Saída de garagem exige cuidado redobrado
Londrina - No final de abril, a pensionista Madalena Noé, de 64 anos, sofreu um acidente na saída de um estacionamento localizado na Rua Goiás, quase esquina com a Rio de Janeiro, no centro de Londrina. Ela foi atingida por um Voyage que deixava o estabelecimento e atingiu as pernas da vítima. O resultado foi uma fratura exposta na tíbia.
"Não foi nada grave. Ele bateu na minha perna e eu caí. O carro dele nem amassou. Ele não me viu e tirou o carro do meu lado porque outro carro iria entrar no estacionamento", relatou.
Madalena garante que não fez nada de errado, e que parou a uma certa distância do veículo, mas não contava que o motorista fizesse uma manobra na direção dela. "Se ele saísse reto nem me atingiria. Mesmo estando certa, acabei atingida", lamentou. "Agora vou passar a parar bem antes da saída do estacionamento", afirmou.
O caso de Madalena não é o único. Existem vários processos na Justiça por acidentes em saídas de garagens. Por vezes acontecem quando o motorista sai da vaga utilizando a marcha à ré. Ou, como no caso de Madalena, o motorista não percebe a aproximação do pedestre e avança com o carro.
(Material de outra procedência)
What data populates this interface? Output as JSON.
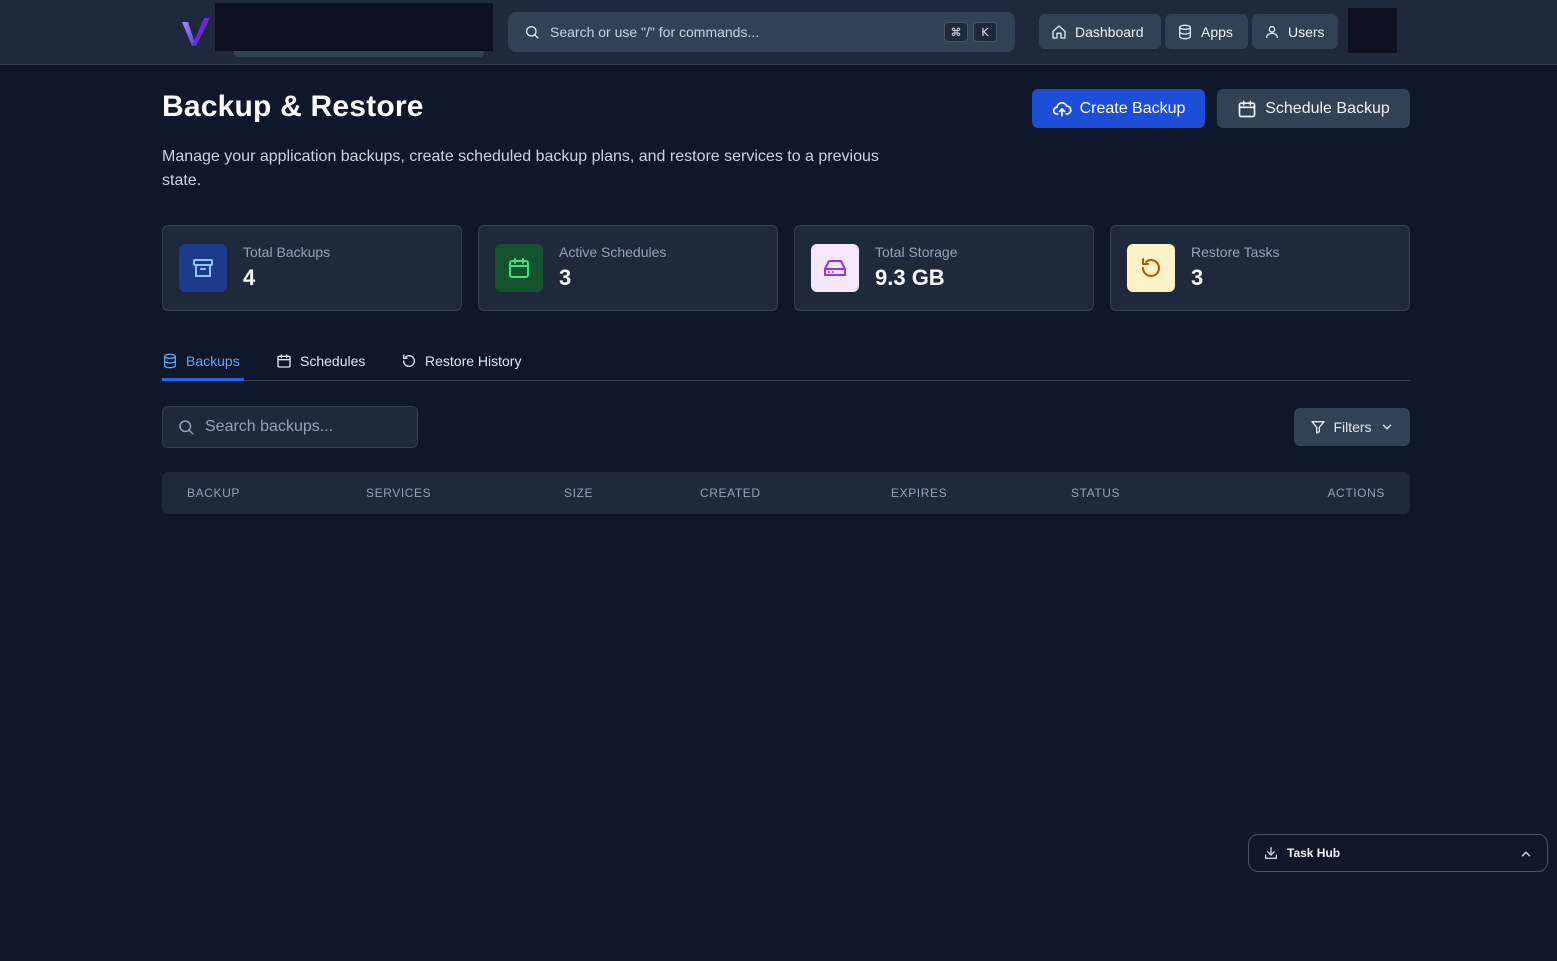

Segundo Noedy Bertazzi, chefe da Divisão de Programas Educativos do Departamento de Trânsito do Paraná (Detran-PR), o motorista não pode sair de vagas de garagens ou estacionamentos desatento, caso contrário pode atingir pedestres, principalmente crianças e idosos. "Convém sinalizar para o pedestre que está saindo da garagem para que o pedestre saiba que o carro está saindo. O pedestre, por sua vez, também precisa redobrar a sua atenção nas saídas de veículos. Geralmente as garagens e saídas de estacionamento possuem sinalização", apontou.
Noedy ressalta também que os motoristas devem tomar cuidado ao sair de marcha à ré, devido à possibilidade do pedestre ficar posicionado em um ponto cego. "Muitas vezes o pedestre está desatento e é quando os acidentes acontecem", expôs.
Também há casos em que o motorista não tem um bom controle do veículo e acaba acelerando de uma vez para sair de garagens subterrâneas, colocando em risco os pedestres.
Este ano já foram registradas cinco mortes por atropelamentos na área de abrangência do Corpo de Bombeiros de Londrina. De acordo com a CMTU, foram 11 mortes. Os números diferem porque as vítimas que morrem no hospital não são contabilizados pelo Siate.(V.O.)